Some private hospitals are so bad that health insurers don’t want to cover procedures done in them.
The insurers commissioned a leading academic to assess four years of data on as many as 600 private hospitals – which treat 3.6 million people a year – and apply gradings from “A-triple-plus” to “C-triple-minus”.
They want to cut off “C-triple-minus” facilities, where operations are most likely to:
- Infect patients with bacteria such as golden staph;
- Leave patients in intensive care; or
- Need to be redone.
The insurers have sought to release the research, arguing the community has a right to know.
However, they have decided to not publish it for fear of being sued by staff at the sub-standard hospitals.
The insurers also believe that were the research made public it would help them to make the case for refusing to pay shoddy facilities, or to pay less.
This, they say, would lead to lower premiums. An operation that goes bad could end up costing hundreds of thousands of dollars.
“If we don’t have to cover that, we don’t have to ask as high a premium increase next year,” said Dr Michael Armitage, CEO of the body which commissioned the research, Private Healthcare Australia (PHA), the official representative of the nation’s health insurers.
Premiums have been rising at twice the rate of inflation for more than a decade.

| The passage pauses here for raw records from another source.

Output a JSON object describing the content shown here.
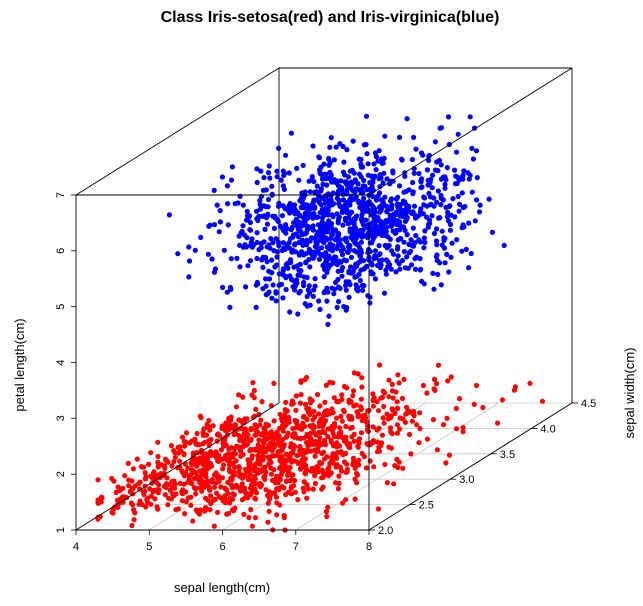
{
  "chart_data": {
    "type": "scatter",
    "projection": "3d",
    "title": "Class Iris-setosa(red) and Iris-virginica(blue)",
    "xlabel": "sepal length(cm)",
    "ylabel": "sepal width(cm)",
    "zlabel": "petal length(cm)",
    "xlim": [
      4,
      8
    ],
    "ylim": [
      2.0,
      4.5
    ],
    "zlim": [
      1,
      7
    ],
    "x_ticks": [
      "4",
      "5",
      "6",
      "7",
      "8"
    ],
    "y_ticks": [
      "2.0",
      "2.5",
      "3.0",
      "3.5",
      "4.0",
      "4.5"
    ],
    "z_ticks": [
      "1",
      "2",
      "3",
      "4",
      "5",
      "6",
      "7"
    ],
    "grid": "xy-floor",
    "series": [
      {
        "color": "#ff0000",
        "points_per_cluster": 1200,
        "x_range": [
          4.3,
          8.0
        ],
        "y_range": [
          2.0,
          4.5
        ],
        "z_range": [
          1.0,
          1.9
        ],
        "x_mean": 5.5,
        "y_mean": 3.0,
        "z_mean": 1.45
      },
      {
        "color": "#0000ff",
        "points_per_cluster": 1200,
        "x_range": [
          4.9,
          7.9
        ],
        "y_range": [
          2.2,
          3.8
        ],
        "z_range": [
          4.5,
          6.9
        ],
        "x_mean": 6.6,
        "y_mean": 3.0,
        "z_mean": 5.55
      }
    ]
  }
}
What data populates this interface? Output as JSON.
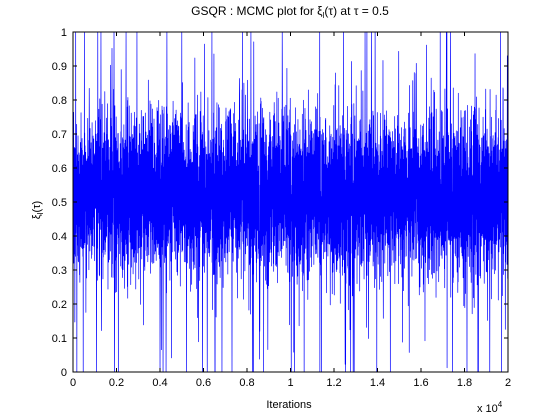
{
  "chart_data": {
    "type": "line",
    "title": "GSQR : MCMC plot for ξ",
    "title_sub": "l",
    "title_tail": "(τ) at τ = 0.5",
    "xlabel": "Iterations",
    "ylabel": "ξ",
    "ylabel_sub": "l",
    "ylabel_tail": "(τ)",
    "x_multiplier_base": "x 10",
    "x_multiplier_exp": "4",
    "xlim": [
      0,
      2
    ],
    "ylim": [
      0,
      1
    ],
    "x_ticks": [
      "0",
      "0.2",
      "0.4",
      "0.6",
      "0.8",
      "1",
      "1.2",
      "1.4",
      "1.6",
      "1.8",
      "2"
    ],
    "y_ticks": [
      "0",
      "0.1",
      "0.2",
      "0.3",
      "0.4",
      "0.5",
      "0.6",
      "0.7",
      "0.8",
      "0.9",
      "1"
    ],
    "series": [
      {
        "color": "#0000ff",
        "trace_summary": {
          "iterations": 20000,
          "center": 0.52,
          "typical_band": [
            0.35,
            0.68
          ],
          "observed_min": 0.0,
          "observed_max": 1.0,
          "final_value": 0.47
        }
      }
    ],
    "grid": false,
    "legend": "none"
  }
}
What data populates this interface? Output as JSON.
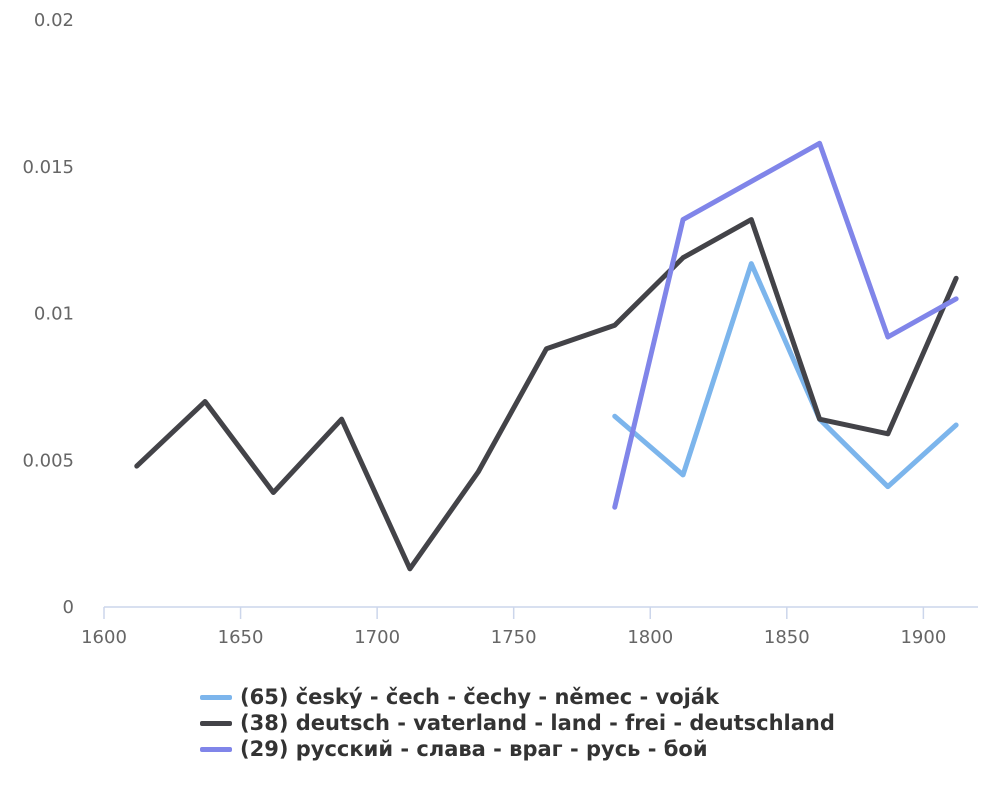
{
  "chart_data": {
    "type": "line",
    "title": "",
    "xlabel": "",
    "ylabel": "",
    "xlim": [
      1600,
      1920
    ],
    "ylim": [
      0,
      0.02
    ],
    "x_ticks": [
      "1600",
      "1650",
      "1700",
      "1750",
      "1800",
      "1850",
      "1900"
    ],
    "y_ticks": [
      "0",
      "0.005",
      "0.01",
      "0.015",
      "0.02"
    ],
    "grid": false,
    "legend_position": "bottom",
    "series": [
      {
        "name": "(65) český - čech - čechy - němec - voják",
        "color": "#7cb5ec",
        "points": [
          [
            1787,
            0.0065
          ],
          [
            1812,
            0.0045
          ],
          [
            1837,
            0.0117
          ],
          [
            1862,
            0.0064
          ],
          [
            1887,
            0.0041
          ],
          [
            1912,
            0.0062
          ]
        ]
      },
      {
        "name": "(38) deutsch - vaterland - land - frei - deutschland",
        "color": "#434348",
        "points": [
          [
            1612,
            0.0048
          ],
          [
            1637,
            0.007
          ],
          [
            1662,
            0.0039
          ],
          [
            1687,
            0.0064
          ],
          [
            1712,
            0.0013
          ],
          [
            1737,
            0.0046
          ],
          [
            1762,
            0.0088
          ],
          [
            1787,
            0.0096
          ],
          [
            1812,
            0.0119
          ],
          [
            1837,
            0.0132
          ],
          [
            1862,
            0.0064
          ],
          [
            1887,
            0.0059
          ],
          [
            1912,
            0.0112
          ]
        ]
      },
      {
        "name": "(29) русский - слава - враг - русь - бой",
        "color": "#8085e9",
        "points": [
          [
            1787,
            0.0034
          ],
          [
            1812,
            0.0132
          ],
          [
            1837,
            0.0145
          ],
          [
            1862,
            0.0158
          ],
          [
            1887,
            0.0092
          ],
          [
            1912,
            0.0105
          ]
        ]
      }
    ]
  }
}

The rapidly increasing cost of cover prompted News Limited to join forces with consumer network One Big Switch in the Big Health Insurance Switch campaign. In just two weeks more than 60,000 people have joined the campaign by registering an interest in receiving a no-obligation discount health insurance offer. Registration is free.
The PHA does not support the campaign.
Rather, Dr Armitage said, the “real gain” was in “fixing rats**t outcomes” that drive up costs.
“There are a whole lot [of hospitals] that are C-triple-minus,” Dr Armitage said. “And we just keep backing up the truck full of gold bars” to pay them.
Private hospitals perform about two-thirds of all elective surgery.
The unpublished hospital research was based on figures from 2004 to 2007 using the 25 million “data points” insurers gather each year. The work was completed in 2009. Since then the PHA has been fighting to get the findings into the public domain. It lobbied politicians from both sides and even sought advice from the Privacy Commissioner. Dr Armitage said the advice was that the PHA would be sued.
The battle to make the research public has taken the PHA so long that Dr Armitage said that even if it could now be released it would need to be done again to bring it up to date.
He would not release details of the research to News Limited.
Dr Armitage, who was South Australia’s health minister until 2002, said private health insurers “are not utilised appropriately in helping the health system get over its problems”.
“The real gain for the health system is in fixing rats**t outcomes. But governments of all persuasions won’t let us off the leash.”
Australian Private Hospitals Association (APHA) CEO Michael Roff said he was not aware of the insurers’ research.
“If they have that data they’ve never shared it with the APHA or with any individual hospitals,” Mr Roff said, adding that he was willing to see it.
Mr Roff also said there was “nothing to stop a private health insurer from not entering into a contract with one or more hospitals”.
He wasn’t aware of that having happened.
A spokesman for federal Health Minister Tanya Plibersek said her office would like to see the research. Without seeing it, the minister was unable to comment.
Dr Armitage said the Productivity Commission had found private hospitals, on average, offered higher quality treatment than public.